Labelling of food and drinks has improved. All packaged products are required to display a list of fat, saturated fat, calories and carbohydrates in grams, with the percentage of the recommended daily allowance that that constitutes. Many companies, such as Waitrose, have adopted a traffic light system on the front of packaging to allow customers easily to see how healthy a product is by the colour. However, products marketed as low-fat often have a very high sugar content to compensate for the flavour lost in the reduction of fat. A typical low-fat yoghurt contains five teaspoons of sugar, muesli can contain eight teaspoons, a can of coke contains seven teaspoons and a caramel frappuccino sold in cafés near the House contains around 11 teaspoons of sugar. Mr Speaker, could you imagine eating a stack of 11 sugar cubes as you sit in the Chair today, or this week when your and your son Oliver’s beloved Arsenal seek to win their first silverware in nine years? Imagine eating 11 cubes of sugar as you watch that final at Wembley.

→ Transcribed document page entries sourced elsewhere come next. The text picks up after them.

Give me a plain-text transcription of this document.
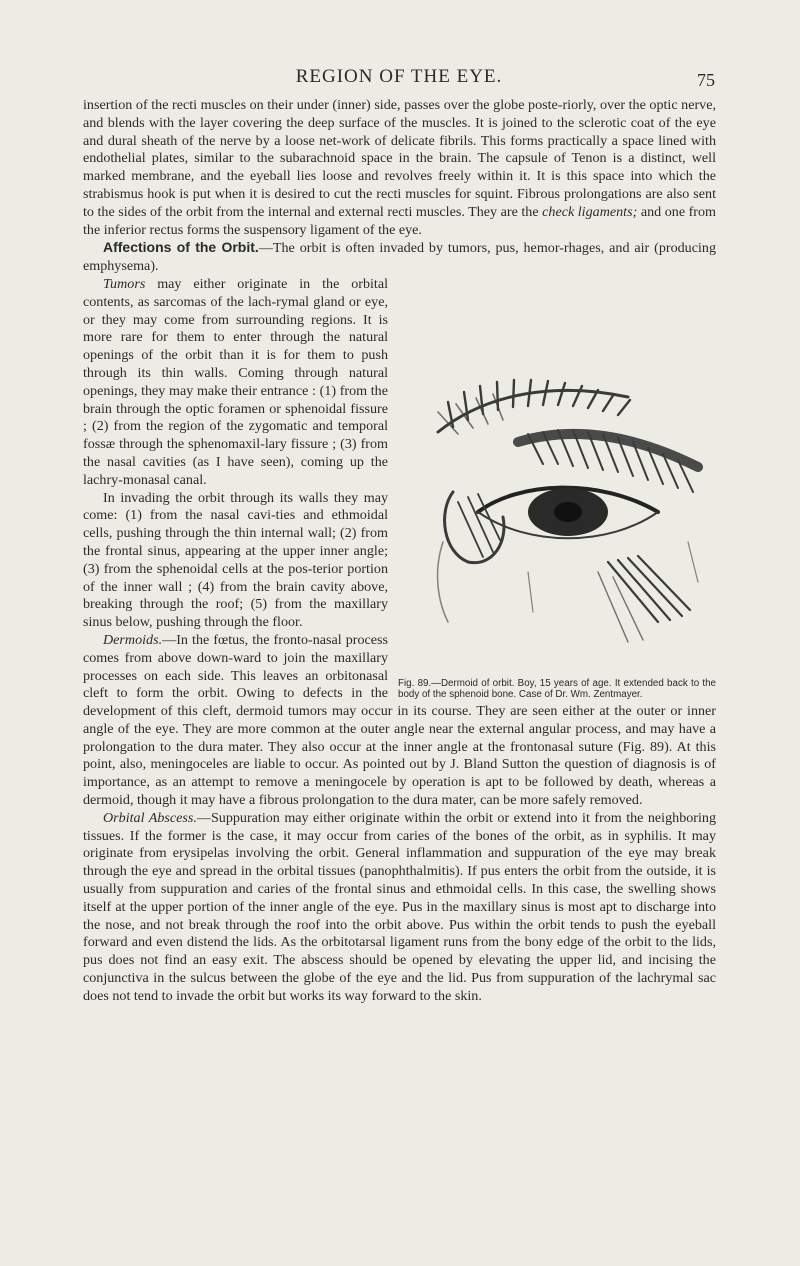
REGION OF THE EYE.	75

insertion of the recti muscles on their under (inner) side, passes over the globe poste-riorly, over the optic nerve, and blends with the layer covering the deep surface of the muscles. It is joined to the sclerotic coat of the eye and dural sheath of the nerve by a loose net-work of delicate fibrils. This forms practically a space lined with endothelial plates, similar to the subarachnoid space in the brain. The capsule of Tenon is a distinct, well marked membrane, and the eyeball lies loose and revolves freely within it. It is this space into which the strabismus hook is put when it is desired to cut the recti muscles for squint. Fibrous prolongations are also sent to the sides of the orbit from the internal and external recti muscles. They are the check ligaments; and one from the inferior rectus forms the suspensory ligament of the eye.

Affections of the Orbit.—The orbit is often invaded by tumors, pus, hemor-rhages, and air (producing emphysema).

Fig. 89.—Dermoid of orbit. Boy, 15 years of age. It extended back to the body of the sphenoid bone. Case of Dr. Wm. Zentmayer.

Tumors may either originate in the orbital contents, as sarcomas of the lach-rymal gland or eye, or they may come from surrounding regions. It is more rare for them to enter through the natural openings of the orbit than it is for them to push through its thin walls. Coming through natural openings, they may make their entrance : (1) from the brain through the optic foramen or sphenoidal fissure ; (2) from the region of the zygomatic and temporal fossæ through the sphenomaxil-lary fissure ; (3) from the nasal cavities (as I have seen), coming up the lachry-monasal canal.

In invading the orbit through its walls they may come: (1) from the nasal cavi-ties and ethmoidal cells, pushing through the thin internal wall; (2) from the frontal sinus, appearing at the upper inner angle; (3) from the sphenoidal cells at the pos-terior portion of the inner wall ; (4) from the brain cavity above, breaking through the roof; (5) from the maxillary sinus below, pushing through the floor.

Dermoids.—In the fœtus, the fronto-nasal process comes from above down-ward to join the maxillary processes on each side. This leaves an orbitonasal cleft to form the orbit. Owing to defects in the development of this cleft, dermoid tumors may occur in its course. They are seen either at the outer or inner angle of the eye. They are more common at the outer angle near the external angular process, and may have a prolongation to the dura mater. They also occur at the inner angle at the frontonasal suture (Fig. 89). At this point, also, meningoceles are liable to occur. As pointed out by J. Bland Sutton the question of diagnosis is of importance, as an attempt to remove a meningocele by operation is apt to be followed by death, whereas a dermoid, though it may have a fibrous prolongation to the dura mater, can be more safely removed.

Orbital Abscess.—Suppuration may either originate within the orbit or extend into it from the neighboring tissues. If the former is the case, it may occur from caries of the bones of the orbit, as in syphilis. It may originate from erysipelas involving the orbit. General inflammation and suppuration of the eye may break through the eye and spread in the orbital tissues (panophthalmitis). If pus enters the orbit from the outside, it is usually from suppuration and caries of the frontal sinus and ethmoidal cells. In this case, the swelling shows itself at the upper portion of the inner angle of the eye. Pus in the maxillary sinus is most apt to discharge into the nose, and not break through the roof into the orbit above. Pus within the orbit tends to push the eyeball forward and even distend the lids. As the orbitotarsal ligament runs from the bony edge of the orbit to the lids, pus does not find an easy exit. The abscess should be opened by elevating the upper lid, and incising the conjunctiva in the sulcus between the globe of the eye and the lid. Pus from suppuration of the lachrymal sac does not tend to invade the orbit but works its way forward to the skin.
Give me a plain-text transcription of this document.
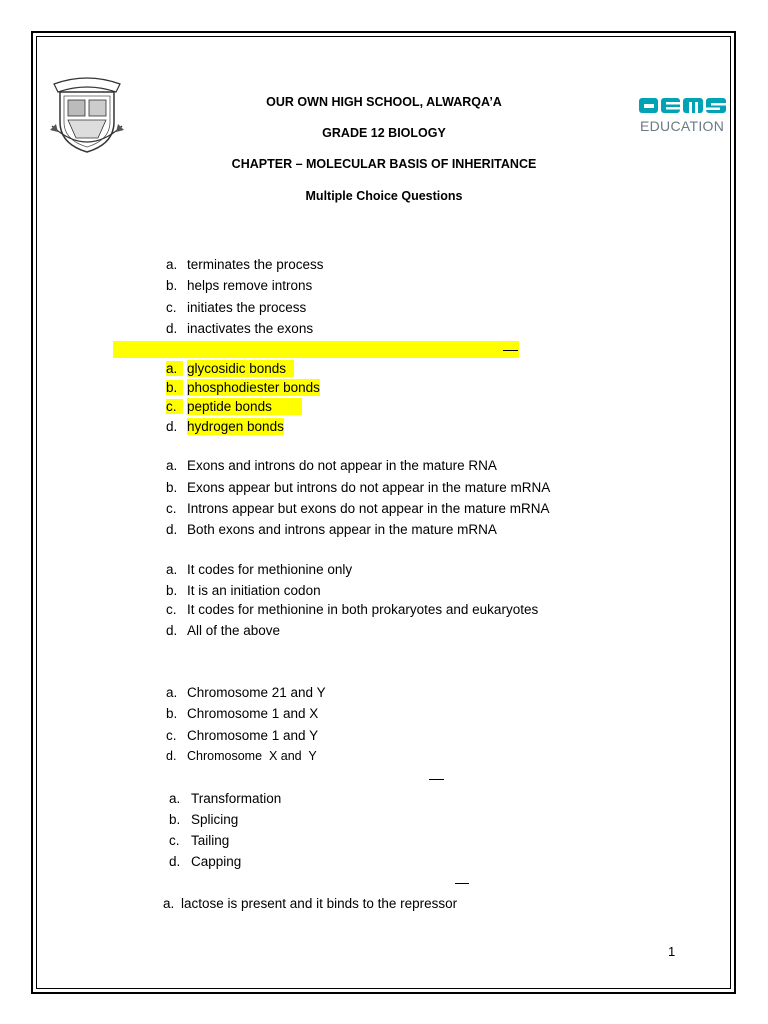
EDUCATION
OUR OWN HIGH SCHOOL, ALWARQA’A
GRADE 12 BIOLOGY
CHAPTER – MOLECULAR BASIS OF INHERITANCE
Multiple Choice Questions
a. terminates the process
b. helps remove introns
c. initiates the process
d. inactivates the exons
a. glycosidic bonds
b. phosphodiester bonds
c. peptide bonds
d. hydrogen bonds
a. Exons and introns do not appear in the mature RNA
b. Exons appear but introns do not appear in the mature mRNA
c. Introns appear but exons do not appear in the mature mRNA
d. Both exons and introns appear in the mature mRNA
a. It codes for methionine only
b. It is an initiation codon
c. It codes for methionine in both prokaryotes and eukaryotes
d. All of the above
a. Chromosome 21 and Y
b. Chromosome 1 and X
c. Chromosome 1 and Y
d. Chromosome  X and  Y
a. Transformation
b. Splicing
c. Tailing
d. Capping
a. lactose is present and it binds to the repressor
1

I commend newspapers such as The Times and The Daily Express for producing special pull-out charts with information on how many teaspoons of sugar there are in each product. Every household should have such a chart. The main problem with our existing system is that the information on the back of packaging is so small. Unless people are like Gillian McKeith and are attentive to the contents of everything they consume, they are not likely to go around the supermarket with a magnifying glass and a calculator to check the contents of a product. It is not realistic to expect people to work out that one sugar cube weighs around 2.3 grams and to calculate how much sugar a product contains. Sugar labelling with a clear teaspoon sign fills a void that currently exists in people’s understanding. It will expose how much sugar is in each product.

Our country is facing an epidemic as a result of excessive high-sugar diets. People must wake up to the dangers of this addictive and poisonous foodstuff before it is too late. Reforming packaging could help millions of people to improve their health, extend their lives and manage existing medical conditions, and significantly reduce costs to the NHS. Sugar is toxic. It is essential that we act, and I hope the House will support this Bill.

Question put and agreed to.


That Keith Vaz, Caroline Lucas, Mark Durkan, Ann Clwyd, Jim Shannon, Sarah Champion, Dr Julian Huppert, Neil Carmichael, Phil Wilson, Mark Pritchard, Valerie Vaz and Michael Fabricant present the Bill.

Keith Vaz accordingly presented the Bill.

Bill read the First time; to be read a Second time tomorrow and to be printed (Bill 210).